5 How do residual connections improve gradient flow?Medium
Answer: y = F(x)+x adds an identity path; gradient can bypass stacked layers via +1 shortcut—eases training of very deep nets.
6 LSTM vs vanilla RNN for vanishing gradients.Medium
Answer: LSTM’s cell state and additive updates with gates allow better long-range gradient flow than simple tanh recurrence where each step multiplies Jacobians.
7 GRU vs LSTM—gradient angle.Easy
Answer: GRU has fewer gates but similar idea: gating and update blending to mitigate vanishing in sequences—often comparable performance with less compute.
8 Gradient clipping—norm vs value.Medium
Answer: Clip by norm: if ||g|| > threshold, scale g down—common in RNNs. Value clipping caps each element—less common. Stops one batch from destroying weights.

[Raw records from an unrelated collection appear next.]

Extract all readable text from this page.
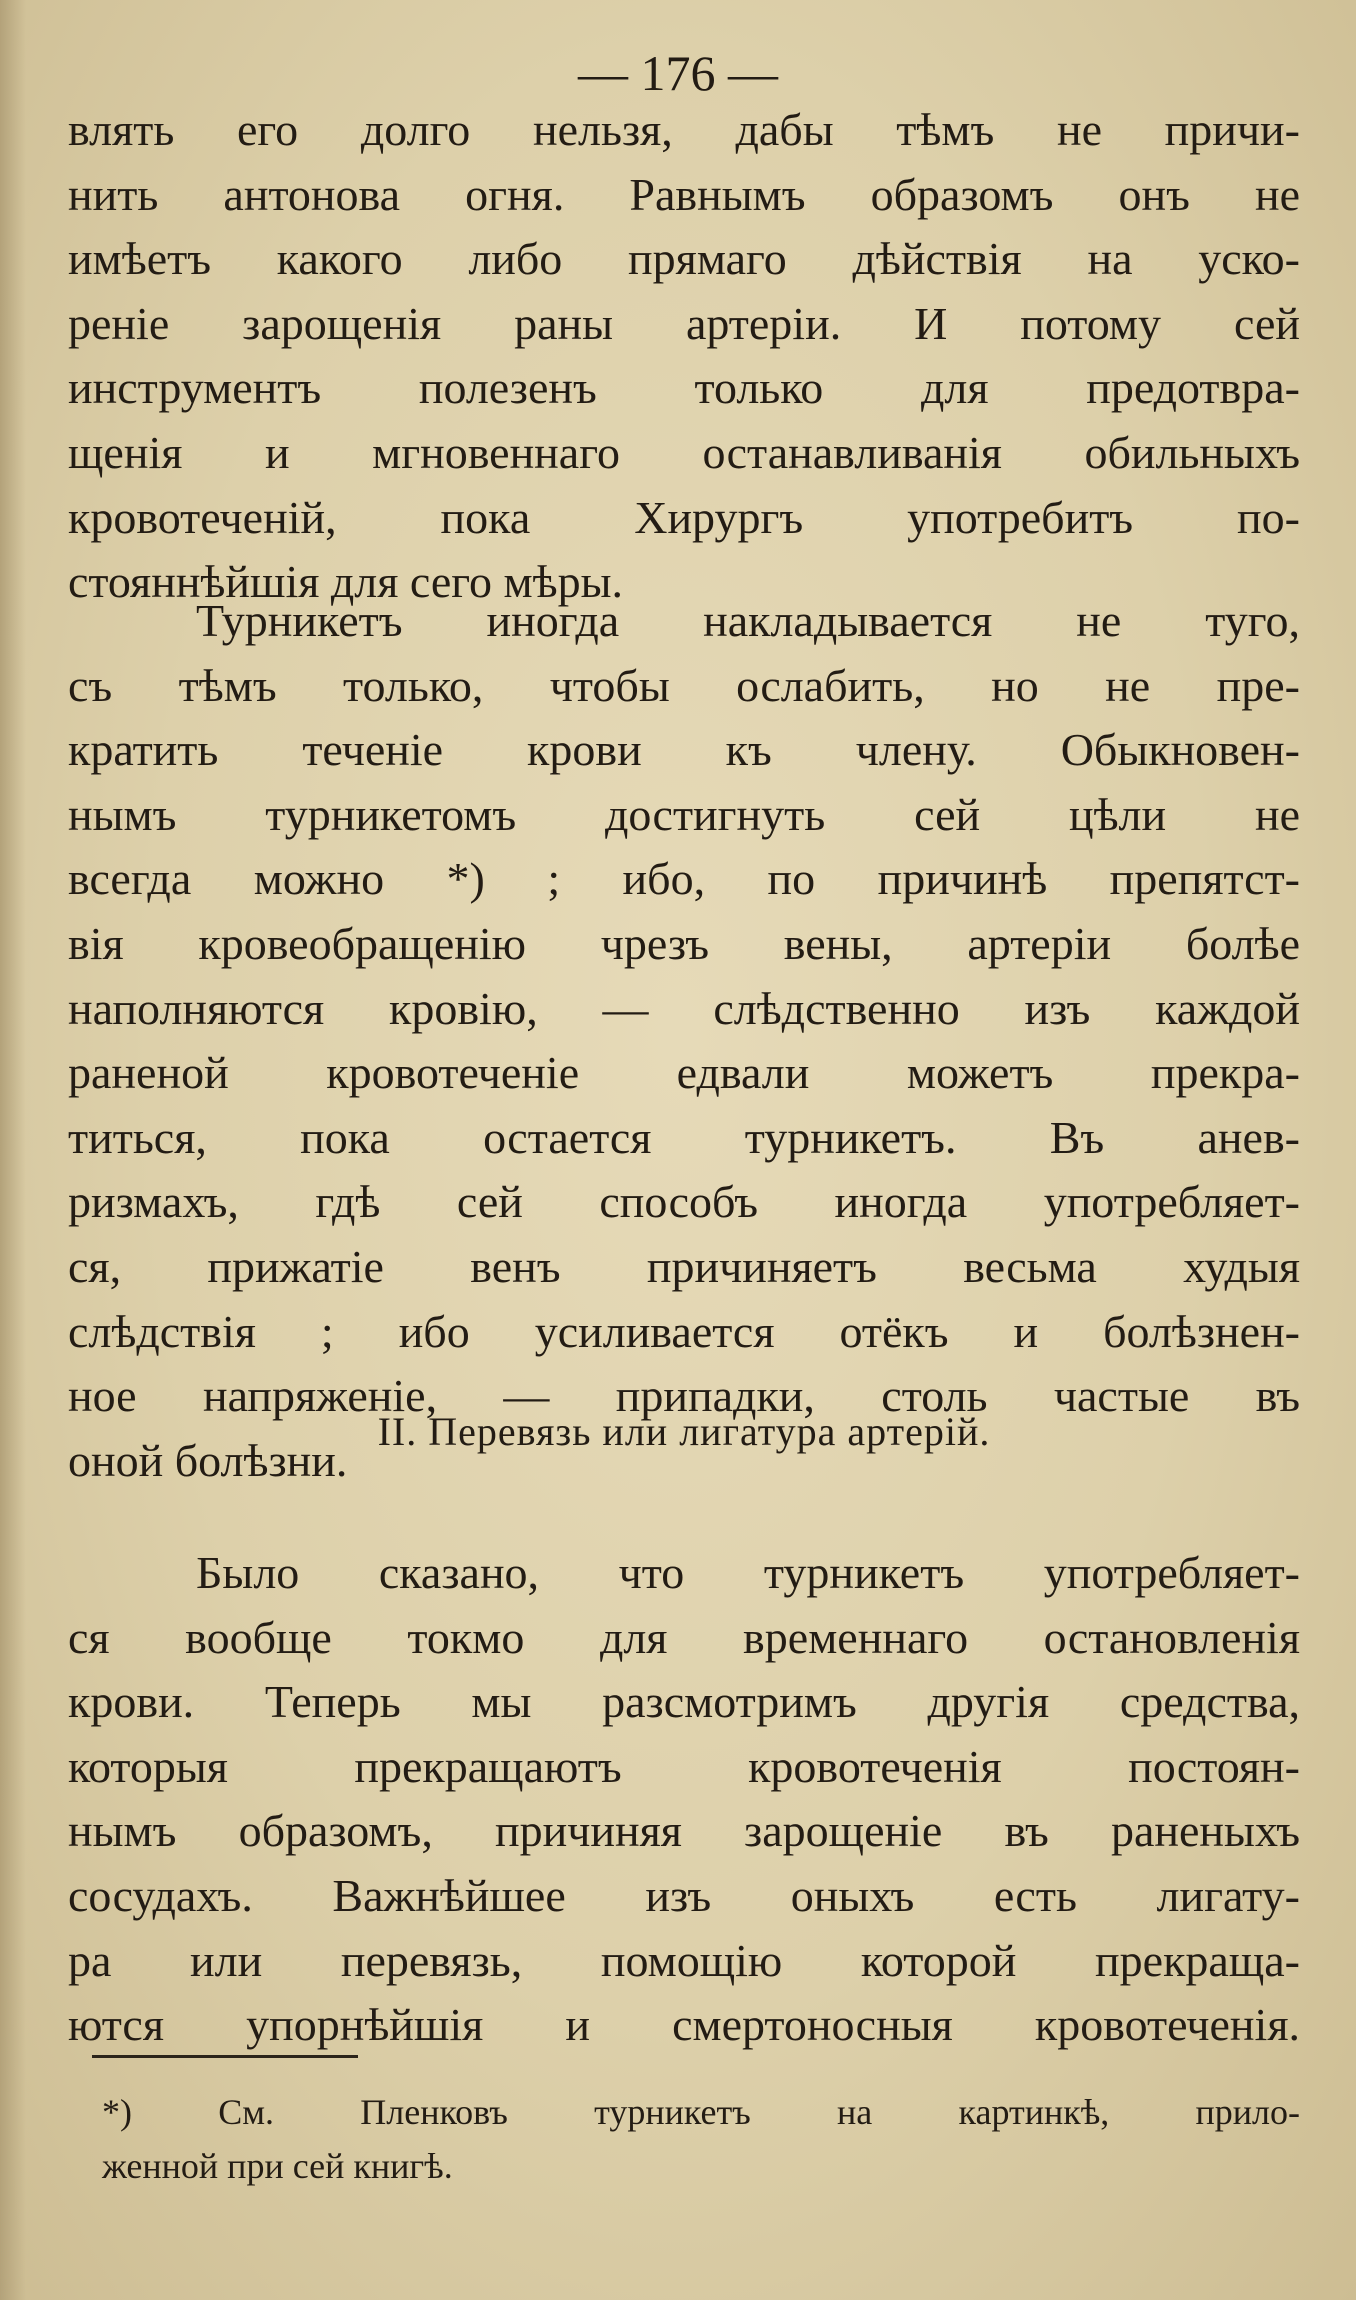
— 176 —
влять его долго нельзя, дабы тѣмъ не причи-
нить антонова огня. Равнымъ образомъ онъ не
имѣетъ какого либо прямаго дѣйствія на уско-
реніе зарощенія раны артеріи. И потому сей
инструментъ полезенъ только для предотвра-
щенія и мгновеннаго останавливанія обильныхъ
кровотеченій, пока Хирургъ употребитъ по-
стояннѣйшія для сего мѣры.
Турникетъ иногда накладывается не туго,
съ тѣмъ только, чтобы ослабить, но не пре-
кратить теченіе крови къ члену. Обыкновен-
нымъ турникетомъ достигнуть сей цѣли не
всегда можно *) ; ибо, по причинѣ препятст-
вія кровеобращенію чрезъ вены, артеріи болѣе
наполняются кровію, — слѣдственно изъ каждой
раненой кровотеченіе едвали можетъ прекра-
титься, пока остается турникетъ. Въ анев-
ризмахъ, гдѣ сей способъ иногда употребляет-
ся, прижатіе венъ причиняетъ весьма худыя
слѣдствія ; ибо усиливается отёкъ и болѣзнен-
ное напряженіе, — припадки, столь частые въ
оной болѣзни.
II. Перевязь или лигатура артерій.
Было сказано, что турникетъ употребляет-
ся вообще токмо для временнаго остановленія
крови. Теперь мы разсмотримъ другія средства,
которыя прекращаютъ кровотеченія постоян-
нымъ образомъ, причиняя зарощеніе въ раненыхъ
сосудахъ. Важнѣйшее изъ оныхъ есть лигату-
ра или перевязь, помощію которой прекраща-
ются упорнѣйшія и смертоносныя кровотеченія.
*) См. Пленковъ турникетъ на картинкѣ, прило-
женной при сей книгѣ.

9 Does batch norm fix vanishing gradients?Medium
Answer: It stabilizes activations and can help optimization indirectly—not a guarantee; deep nets still benefit from good init, ReLU, residuals.
10 Highway networks vs ResNets (brief).Hard
Answer: Highways use learned gates on skip vs transform; ResNet uses identity skip + simpler F(x). ResNet won for simplicity and performance in vision.
11 Do Transformers vanish like RNNs?Medium
Answer: Depth is finite and paths include residual + LN; attention mixes tokens in O(1) depth per layer—not the same T-step product as unrolled RNN, but very deep stacks still need design care.
12 Link to weight initialization.Easy
Answer: Good init keeps activations in a range where derivatives aren’t tiny everywhere—reduces extreme products at start of training.
13 How might you detect exploding gradients in logs?Easy
Answer: Sudden NaN loss, gradient norm spikes, weights blow up—watch global norm per step.
14 Mixed precision and loss scaling.Hard
Answer: Small gradients can underflow in fp16; loss scaling multiplies loss before backward so gradients stay in representable range, then unscales for the optimizer.
15 One-sentence fix menu for interviews.Easy
Answer: Use ReLU, good init, BN/LN, residuals, gated RNNs or attention, and gradient clipping when training recurrent or unstable nets.
Always mention products along the graph—the core math story.

Quick review checklist

  • Vanish vs explode; sigmoid vs ReLU; ResNet shortcut.
  • LSTM/GRU; gradient clipping; BN’s indirect role.
  • Transformers vs RNN depth; loss scaling mention.